Even in light of the Second Circuit’s decision in Novartis, courts within the Third Circuit do not appear swayed. As recently as July 19, 2010, the U.S. District Court for the District of New Jersey ruled for the employer in Jackson v. Alpharma, Inc., following Third Circuit precedent—finding that Alpharma’s Reps were exempt under the FLSA’s administrative exemption. The Alpharma opinion did not address the outside sales exemption stating that “in light of the Third Circuit’s clear opinion in Smith…and Baum v. Astrazeneca LP, …, the Court does not find it necessary to discuss” the Second Circuit’s Novartis opinion.

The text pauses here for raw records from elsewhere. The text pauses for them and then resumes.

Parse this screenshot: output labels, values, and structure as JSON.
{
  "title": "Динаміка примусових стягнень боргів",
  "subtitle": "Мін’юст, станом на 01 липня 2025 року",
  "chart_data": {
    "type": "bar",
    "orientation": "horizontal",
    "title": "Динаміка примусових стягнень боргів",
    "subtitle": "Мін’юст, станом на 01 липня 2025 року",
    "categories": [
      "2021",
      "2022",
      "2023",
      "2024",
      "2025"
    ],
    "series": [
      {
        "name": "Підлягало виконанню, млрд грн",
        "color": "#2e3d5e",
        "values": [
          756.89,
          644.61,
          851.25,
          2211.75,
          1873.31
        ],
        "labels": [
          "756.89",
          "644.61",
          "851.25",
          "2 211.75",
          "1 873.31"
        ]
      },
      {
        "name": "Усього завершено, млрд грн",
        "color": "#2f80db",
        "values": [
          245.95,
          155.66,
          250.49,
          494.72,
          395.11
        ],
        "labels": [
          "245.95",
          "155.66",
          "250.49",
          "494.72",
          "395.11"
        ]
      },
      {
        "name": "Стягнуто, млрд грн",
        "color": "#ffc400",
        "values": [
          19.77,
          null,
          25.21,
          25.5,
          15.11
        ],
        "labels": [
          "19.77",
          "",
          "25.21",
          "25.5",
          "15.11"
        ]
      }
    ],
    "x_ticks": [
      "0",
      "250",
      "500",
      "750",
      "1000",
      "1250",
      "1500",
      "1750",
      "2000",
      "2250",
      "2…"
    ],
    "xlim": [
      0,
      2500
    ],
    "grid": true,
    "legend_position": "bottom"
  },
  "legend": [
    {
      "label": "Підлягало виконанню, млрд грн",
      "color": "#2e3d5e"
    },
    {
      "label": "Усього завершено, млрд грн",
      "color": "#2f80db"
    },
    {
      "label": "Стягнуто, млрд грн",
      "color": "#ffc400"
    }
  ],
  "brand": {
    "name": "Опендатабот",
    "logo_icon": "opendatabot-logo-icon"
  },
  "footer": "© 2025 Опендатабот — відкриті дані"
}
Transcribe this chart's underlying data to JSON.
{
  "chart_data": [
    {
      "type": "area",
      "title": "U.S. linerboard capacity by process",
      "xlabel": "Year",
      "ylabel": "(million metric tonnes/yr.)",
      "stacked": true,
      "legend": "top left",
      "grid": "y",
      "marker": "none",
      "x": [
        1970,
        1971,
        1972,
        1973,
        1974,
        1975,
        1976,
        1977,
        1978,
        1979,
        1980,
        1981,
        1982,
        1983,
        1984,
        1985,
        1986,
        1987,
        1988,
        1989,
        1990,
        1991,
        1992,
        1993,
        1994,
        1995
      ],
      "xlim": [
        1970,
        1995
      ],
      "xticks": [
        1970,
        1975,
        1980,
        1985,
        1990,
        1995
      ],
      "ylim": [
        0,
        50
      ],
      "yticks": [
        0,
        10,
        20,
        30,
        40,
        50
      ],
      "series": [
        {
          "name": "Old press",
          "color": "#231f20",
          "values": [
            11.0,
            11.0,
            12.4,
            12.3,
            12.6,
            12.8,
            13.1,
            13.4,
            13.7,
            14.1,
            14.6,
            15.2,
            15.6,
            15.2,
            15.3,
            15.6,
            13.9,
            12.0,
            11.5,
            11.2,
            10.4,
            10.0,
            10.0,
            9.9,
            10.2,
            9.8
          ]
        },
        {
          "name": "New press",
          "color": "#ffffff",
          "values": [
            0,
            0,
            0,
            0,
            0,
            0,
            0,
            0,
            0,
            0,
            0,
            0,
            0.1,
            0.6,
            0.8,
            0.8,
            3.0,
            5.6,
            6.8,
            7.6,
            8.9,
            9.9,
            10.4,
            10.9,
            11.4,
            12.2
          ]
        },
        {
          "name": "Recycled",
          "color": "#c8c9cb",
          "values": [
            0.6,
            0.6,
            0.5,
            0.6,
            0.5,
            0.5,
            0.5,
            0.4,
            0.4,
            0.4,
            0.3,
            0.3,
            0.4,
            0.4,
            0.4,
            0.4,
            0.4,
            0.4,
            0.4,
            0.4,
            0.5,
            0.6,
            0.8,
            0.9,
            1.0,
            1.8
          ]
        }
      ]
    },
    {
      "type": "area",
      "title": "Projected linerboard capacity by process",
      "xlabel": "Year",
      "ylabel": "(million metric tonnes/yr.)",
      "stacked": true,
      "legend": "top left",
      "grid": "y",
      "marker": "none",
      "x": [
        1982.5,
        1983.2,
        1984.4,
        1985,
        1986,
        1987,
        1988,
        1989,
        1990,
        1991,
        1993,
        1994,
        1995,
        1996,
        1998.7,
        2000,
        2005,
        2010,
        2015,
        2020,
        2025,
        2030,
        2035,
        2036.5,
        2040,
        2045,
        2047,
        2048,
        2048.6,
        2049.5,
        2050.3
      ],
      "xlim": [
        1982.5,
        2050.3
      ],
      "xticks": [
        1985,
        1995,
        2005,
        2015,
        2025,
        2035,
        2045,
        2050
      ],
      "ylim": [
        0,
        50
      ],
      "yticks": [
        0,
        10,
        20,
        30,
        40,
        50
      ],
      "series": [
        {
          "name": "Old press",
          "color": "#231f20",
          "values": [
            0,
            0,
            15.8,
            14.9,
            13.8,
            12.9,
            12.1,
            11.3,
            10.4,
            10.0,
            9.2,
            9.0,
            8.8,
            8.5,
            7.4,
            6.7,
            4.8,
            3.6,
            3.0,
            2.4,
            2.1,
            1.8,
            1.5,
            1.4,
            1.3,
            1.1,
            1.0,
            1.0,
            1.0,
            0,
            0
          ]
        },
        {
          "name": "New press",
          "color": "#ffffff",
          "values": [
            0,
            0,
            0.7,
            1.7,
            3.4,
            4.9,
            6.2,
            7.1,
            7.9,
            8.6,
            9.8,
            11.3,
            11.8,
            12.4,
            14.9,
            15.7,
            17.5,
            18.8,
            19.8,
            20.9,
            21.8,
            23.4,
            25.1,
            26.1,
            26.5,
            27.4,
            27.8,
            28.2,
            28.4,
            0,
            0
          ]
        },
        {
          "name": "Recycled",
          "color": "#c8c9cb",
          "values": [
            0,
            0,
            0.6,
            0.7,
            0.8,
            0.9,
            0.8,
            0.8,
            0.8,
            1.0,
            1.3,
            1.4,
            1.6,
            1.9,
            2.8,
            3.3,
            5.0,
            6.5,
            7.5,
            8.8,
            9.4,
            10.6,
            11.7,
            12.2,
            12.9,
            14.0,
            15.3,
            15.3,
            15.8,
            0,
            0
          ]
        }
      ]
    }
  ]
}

As I noted in my previous article, these cases are highly fact specific. Though courts are coming down on different sides of the fence, there are still things that you can do to protect your business from getting into a back pay nightmare:
• Review your job descriptions and the actual responsibilities of your outside sales representatives.
• Make sure that your outside sales representatives actually make sales. If they do not make sales, but instead promote products or services actually sold by others, they may not qualify for an exemption under the FLSA.
• Familiarize yourself with DOL’s Novartis briefing. Given the deference given to the document by the Second Circuit, you cannot afford to be caught unaware should the Supreme Court grant similar deference in some future case.
Finally, check back here for updates on FLSA exemptions. I will continue to monitor national cases and post updates about future developments.
It is unlikely that the divide between the Circuit courts will be resolved short of action by the United States Supreme Court. Such action would quell debate and bring a measure of certainty to this muddy area of the law. It remains unclear however, which path the Supreme Court will take: the Third Circuit “common sense” approach? Or the Second Circuit’s unabashed reliance on DOL definitions and requirements?